The Irregulars by Jennet Conant

March 21, 2009 at 2:56 pm (Disconnected jottings) (, , , , , , , )

The Irregulars
by
Jennet Conant

Simon & Shuster © 2008 416 pps. $27.95 (Amazon $18.45)
A Review by Colin J. Edwards

Five weeks after my second birthday, at around 4 o’clock on a Saturday afternoon while having tea at my family home in London, Adolf Hitler exploded into my life. He decided to send 348 bombers – Heinkels, Dorniers and Junkers, plus 617 Messerschmitts forming a block 20 miles wide and filling 800 square miles of sky – to kill me. He didn’t succeed, but by the end of the war 60,000 British civilians were not so lucky. Until the middle of 1944 there were more British civilian deaths than military. I do not profess memory of the start of the Blitz, but I do remember the end of it – and the aftermath.
This experience makes me a sponge for anything to do with World War II – and there is never a shortage of subject matter. My latest read has been Jennet Conant’s The Irregulars.
I found Conant’s work engrossing. I had difficulty putting it down and almost read it at a sitting. The work is essentially a biography of Roald Dahl. Had it been advertised as such, it would have never left the store as I always found his writing a little quirky. But it is so much more than that. It is the story of a very attractive, wounded flying ace (Roald Dahl), who is sent to the British Embassy in Washington in 1942.
He graduates from Air Attaché to intelligence agent whose sole purpose is to infiltrate the rarefied air of Georgetown society and use it as a springboard into US government circles. He achieves this by wooing the women and wowing the men with the ultimate aim of influencing decisions in England’s favor.
In the process of depicting this, Conant introduces us to everybody who is anybody in World War II America.
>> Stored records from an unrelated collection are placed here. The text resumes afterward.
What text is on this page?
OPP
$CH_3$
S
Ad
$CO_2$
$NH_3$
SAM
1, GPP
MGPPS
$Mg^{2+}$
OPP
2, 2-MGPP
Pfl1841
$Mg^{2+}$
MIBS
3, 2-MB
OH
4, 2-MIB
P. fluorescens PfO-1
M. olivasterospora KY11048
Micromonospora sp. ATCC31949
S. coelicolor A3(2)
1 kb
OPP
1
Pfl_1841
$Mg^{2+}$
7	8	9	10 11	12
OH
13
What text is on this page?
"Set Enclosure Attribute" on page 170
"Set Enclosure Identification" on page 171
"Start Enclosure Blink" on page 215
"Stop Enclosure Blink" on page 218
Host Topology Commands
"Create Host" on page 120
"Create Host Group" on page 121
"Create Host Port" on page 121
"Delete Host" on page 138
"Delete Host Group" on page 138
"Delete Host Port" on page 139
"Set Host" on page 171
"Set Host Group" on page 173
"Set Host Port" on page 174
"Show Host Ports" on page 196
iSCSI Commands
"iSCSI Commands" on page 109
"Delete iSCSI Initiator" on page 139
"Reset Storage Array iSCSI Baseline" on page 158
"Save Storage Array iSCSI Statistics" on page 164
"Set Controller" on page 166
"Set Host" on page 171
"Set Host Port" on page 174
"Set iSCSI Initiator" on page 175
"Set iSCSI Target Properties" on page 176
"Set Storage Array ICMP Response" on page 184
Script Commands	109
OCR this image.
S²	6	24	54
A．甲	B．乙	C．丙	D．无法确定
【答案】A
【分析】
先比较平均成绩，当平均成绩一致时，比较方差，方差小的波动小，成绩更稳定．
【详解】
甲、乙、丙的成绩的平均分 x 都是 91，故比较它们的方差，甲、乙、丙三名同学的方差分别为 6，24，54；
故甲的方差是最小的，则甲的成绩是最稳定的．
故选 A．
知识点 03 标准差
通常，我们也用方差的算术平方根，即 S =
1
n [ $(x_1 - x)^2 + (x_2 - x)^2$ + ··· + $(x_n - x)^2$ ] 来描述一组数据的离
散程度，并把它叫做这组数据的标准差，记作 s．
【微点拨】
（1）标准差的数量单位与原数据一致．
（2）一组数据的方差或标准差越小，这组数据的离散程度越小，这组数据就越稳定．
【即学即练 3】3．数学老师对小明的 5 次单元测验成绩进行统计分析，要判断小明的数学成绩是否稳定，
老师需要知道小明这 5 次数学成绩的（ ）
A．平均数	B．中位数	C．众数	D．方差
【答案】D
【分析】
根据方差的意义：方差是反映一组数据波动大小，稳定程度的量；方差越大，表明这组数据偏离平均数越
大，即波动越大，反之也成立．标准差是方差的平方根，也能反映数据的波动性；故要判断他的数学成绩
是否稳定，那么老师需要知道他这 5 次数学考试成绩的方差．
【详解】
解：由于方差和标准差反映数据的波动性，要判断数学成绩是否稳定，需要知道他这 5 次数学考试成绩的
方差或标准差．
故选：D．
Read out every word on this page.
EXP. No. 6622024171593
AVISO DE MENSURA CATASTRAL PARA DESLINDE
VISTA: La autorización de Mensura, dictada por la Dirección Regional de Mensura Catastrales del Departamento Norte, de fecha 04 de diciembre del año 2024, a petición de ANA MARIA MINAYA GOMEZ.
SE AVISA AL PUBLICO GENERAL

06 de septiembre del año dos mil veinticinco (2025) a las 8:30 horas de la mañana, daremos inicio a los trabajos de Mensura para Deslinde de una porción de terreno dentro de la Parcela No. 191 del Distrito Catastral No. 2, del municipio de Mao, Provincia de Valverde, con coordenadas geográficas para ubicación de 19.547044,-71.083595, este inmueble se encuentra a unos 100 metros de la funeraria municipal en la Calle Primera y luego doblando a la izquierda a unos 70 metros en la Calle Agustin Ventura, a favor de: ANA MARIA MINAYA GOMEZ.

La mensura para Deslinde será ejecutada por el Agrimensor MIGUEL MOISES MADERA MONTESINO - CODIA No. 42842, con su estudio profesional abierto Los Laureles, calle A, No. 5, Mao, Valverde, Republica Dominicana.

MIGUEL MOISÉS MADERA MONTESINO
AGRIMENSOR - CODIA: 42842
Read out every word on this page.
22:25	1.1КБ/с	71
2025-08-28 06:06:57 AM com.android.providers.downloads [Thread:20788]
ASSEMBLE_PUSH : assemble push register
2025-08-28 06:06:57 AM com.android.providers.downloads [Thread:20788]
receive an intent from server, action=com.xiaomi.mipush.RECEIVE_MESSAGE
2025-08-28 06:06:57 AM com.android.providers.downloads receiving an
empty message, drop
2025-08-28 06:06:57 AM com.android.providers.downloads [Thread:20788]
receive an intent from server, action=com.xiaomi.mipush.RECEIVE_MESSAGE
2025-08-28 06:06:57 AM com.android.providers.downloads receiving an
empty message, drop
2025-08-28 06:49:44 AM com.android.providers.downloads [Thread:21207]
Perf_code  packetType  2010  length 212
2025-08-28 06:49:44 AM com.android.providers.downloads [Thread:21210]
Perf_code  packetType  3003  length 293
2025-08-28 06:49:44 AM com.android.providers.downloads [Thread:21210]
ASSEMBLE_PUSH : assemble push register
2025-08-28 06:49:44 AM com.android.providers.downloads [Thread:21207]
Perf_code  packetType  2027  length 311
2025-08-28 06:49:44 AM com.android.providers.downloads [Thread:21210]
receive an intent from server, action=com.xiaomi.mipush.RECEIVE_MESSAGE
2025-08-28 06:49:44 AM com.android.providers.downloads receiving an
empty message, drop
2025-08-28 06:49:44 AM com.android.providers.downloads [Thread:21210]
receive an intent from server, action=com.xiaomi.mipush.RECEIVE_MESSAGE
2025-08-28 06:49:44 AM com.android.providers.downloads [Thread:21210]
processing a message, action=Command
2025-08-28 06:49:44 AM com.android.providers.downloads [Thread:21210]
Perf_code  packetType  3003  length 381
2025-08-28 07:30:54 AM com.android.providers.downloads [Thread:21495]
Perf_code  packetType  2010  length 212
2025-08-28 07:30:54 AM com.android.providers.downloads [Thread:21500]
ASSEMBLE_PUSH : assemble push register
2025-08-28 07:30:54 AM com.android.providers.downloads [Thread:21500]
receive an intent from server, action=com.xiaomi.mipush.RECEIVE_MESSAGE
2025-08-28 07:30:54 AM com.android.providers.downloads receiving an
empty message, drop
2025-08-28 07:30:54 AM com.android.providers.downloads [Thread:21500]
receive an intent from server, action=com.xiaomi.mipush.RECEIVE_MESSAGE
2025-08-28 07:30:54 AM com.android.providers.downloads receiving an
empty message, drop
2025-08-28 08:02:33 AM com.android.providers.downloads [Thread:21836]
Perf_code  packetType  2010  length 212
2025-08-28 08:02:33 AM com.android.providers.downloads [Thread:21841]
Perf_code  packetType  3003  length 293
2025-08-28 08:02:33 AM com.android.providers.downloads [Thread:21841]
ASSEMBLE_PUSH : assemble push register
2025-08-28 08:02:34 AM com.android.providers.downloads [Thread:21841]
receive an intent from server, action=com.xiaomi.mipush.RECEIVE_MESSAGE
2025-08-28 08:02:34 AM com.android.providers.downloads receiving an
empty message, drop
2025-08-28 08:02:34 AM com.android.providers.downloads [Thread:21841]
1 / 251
Dahl’s nefarious sexual exploits are described with dignity and charm, and are never sordid. According to Conant, all of the agents were extremely handsome and charming, which tended to pall over time. But then; perhaps they were. This story of deceit, duplicity and moral ambiguity is meticulously researched and beautifully written, and I will certainly be seeking out other work by this very talented lady.
If it never occurred to you that Great Britain had spies in America during the Second World War, I urge you to read this and be amazed. Whether you invest $18.45 in Amazon, or borrow it from your local library, get this book. You will not regret it.